In a separate legal action referred to by the trial court in the final judgment herein, the Circuit Court of Polk County, Florida, entered a final decree on July 30, 1964, ordering that all maintenance fees collected under the covenant above should be used solely for pruposes of maintenance and that quarterly reports should be made to the court showing the amount of maintenance fees collected and how such fees were spent. Thereafter, on February 16, 1966, in the same earlier case, the court entered an order recognizing the defendant I.L.M. as the successor of Indian Lake Estates, Inc., with regard to the covenants concerning maintenance fees. The record shows that I.L.M. has continued to collect and/or attempted to collect this maintenance fee from the individual owners of lots in Indian Lake Estates since that time.

Following submission of the stipulated facts noted above, and oral argument, the trial court entered a final judgment holding the covenant valid and enforceable, subject only to the limitations contained therein.
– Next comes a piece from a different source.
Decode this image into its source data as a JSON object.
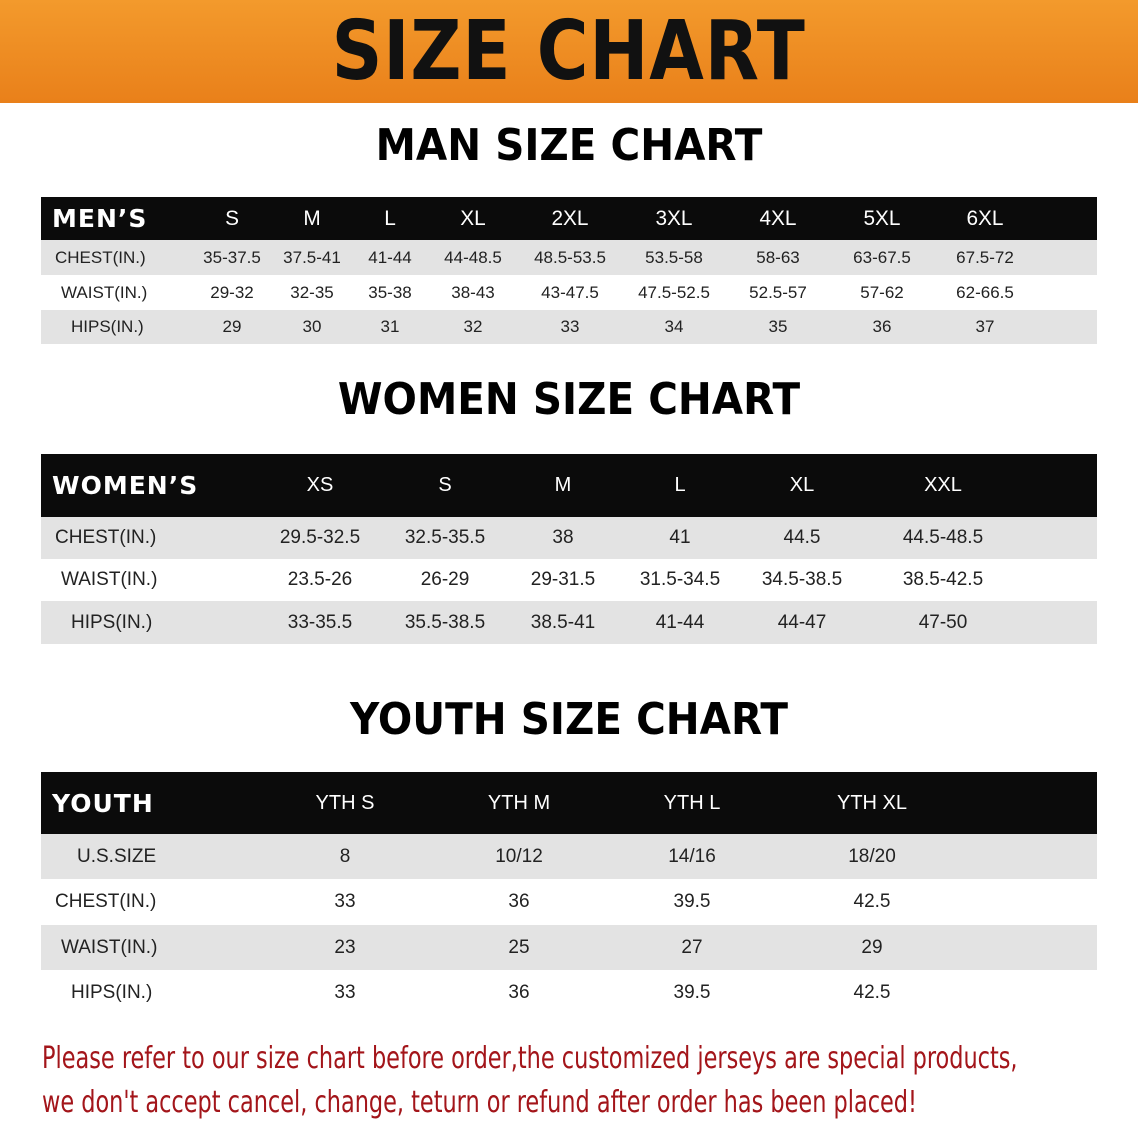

Careful review of the record and briefs filed in this cause require us to frame the issues as follows:

1. Did the trial court err in refusing to apply the rationale of Henthorn v. Tri Par Land Development Corp., 221 So.2d 465 (Fla. 2d DCA 1969) to the case sub judice; and
2. If so, is the rule enunciated in Henthorn, supra, sufficient to invalidate the maintenance covenant herein?

In Henthorn a similar maintenance agreement was attacked by the successor to the developer.[1] The final judgment of the trial court there, reflecting the position of the developer's successor, held the covenant unenforceable because its duration was not ascertainable and thus was a perpetual charge on real property terminable at will under the doctrine of Collins v. Pic-Town Water Works, Inc., 166 So.2d 760 (Fla. 2d DCA 1964). This court reversed and noted the specific limitation in the deed in Henthorn distinguished it from Collins, supra. Judge Mann went further to state,

"The duration of this agreement is until the first day of January in the year 2000. That is a long time, but by no means indefinite. Thereafter, there is a dependence upon the will of persons then owning the lots and the successor to the developer which is invalid for the same policy reasons which invalidate the remote vesting of property interests, although the interests are distinguishable. See Gray, The Rule Against Perpetuities §§ 329 et seq. (4th ed)."

221 So.2d at 466.

Plaintiffs rely exclusively on the third sentence of the quoted paragraph above. They posit that the covenant sub judice is not void as it may be perpetual, but that under the language of Henthorn, supra, the covenant was valid only until January 1, 1966, at which time it became terminable at will after reasonable notice by any party thereto.[2] Defendant I.L.M. contends that the language contained in Henthorn, and relied upon by plaintiffs, was merely obiter dicta and without persuasive value. I.L.M. *149 further asserts that the trial court was correct in its finding that the covenant is enforceable because: 1) it is not perpetual since it can be canceled at ten-year intervals; 2) even if considered of infinite duration it is enforceable under the "Continuing Consideration — Continuing Advantage" doctrine; and 3) public policy mandates enforcement of such policies. The latter arguments form the basis of the trial court's judgment in favor of the defendant.

At the outset we hold that Henthorn is not sufficiently distinguishable on its facts to have prevented the trial judge from applying the rationale there to the instant case. Moreover, we believe the trial judge mistakenly applied the incorrect legal standard to the facts as stipulated.[3] Nevertheless, we are less than certain that application of the rule in Henthorn, with respect to the renewable periods in this case, is a correct statement of the law, i.e., they are invalid.

In the first place this covenant is more nearly akin to a contractual provision than a restriction placed on the use of the land. The fact that the covenant was included in the contracts to purchase, as well as the deeds to lots in Indian Lake Estates, lends support to this proposition. However, whether the covenant is denominated as a restriction or a contract provision will not alter the definite duration of this provision as it is defined in the deeds of all property owners in Indian Lake Estates. As noted in 8 Fla.Jur.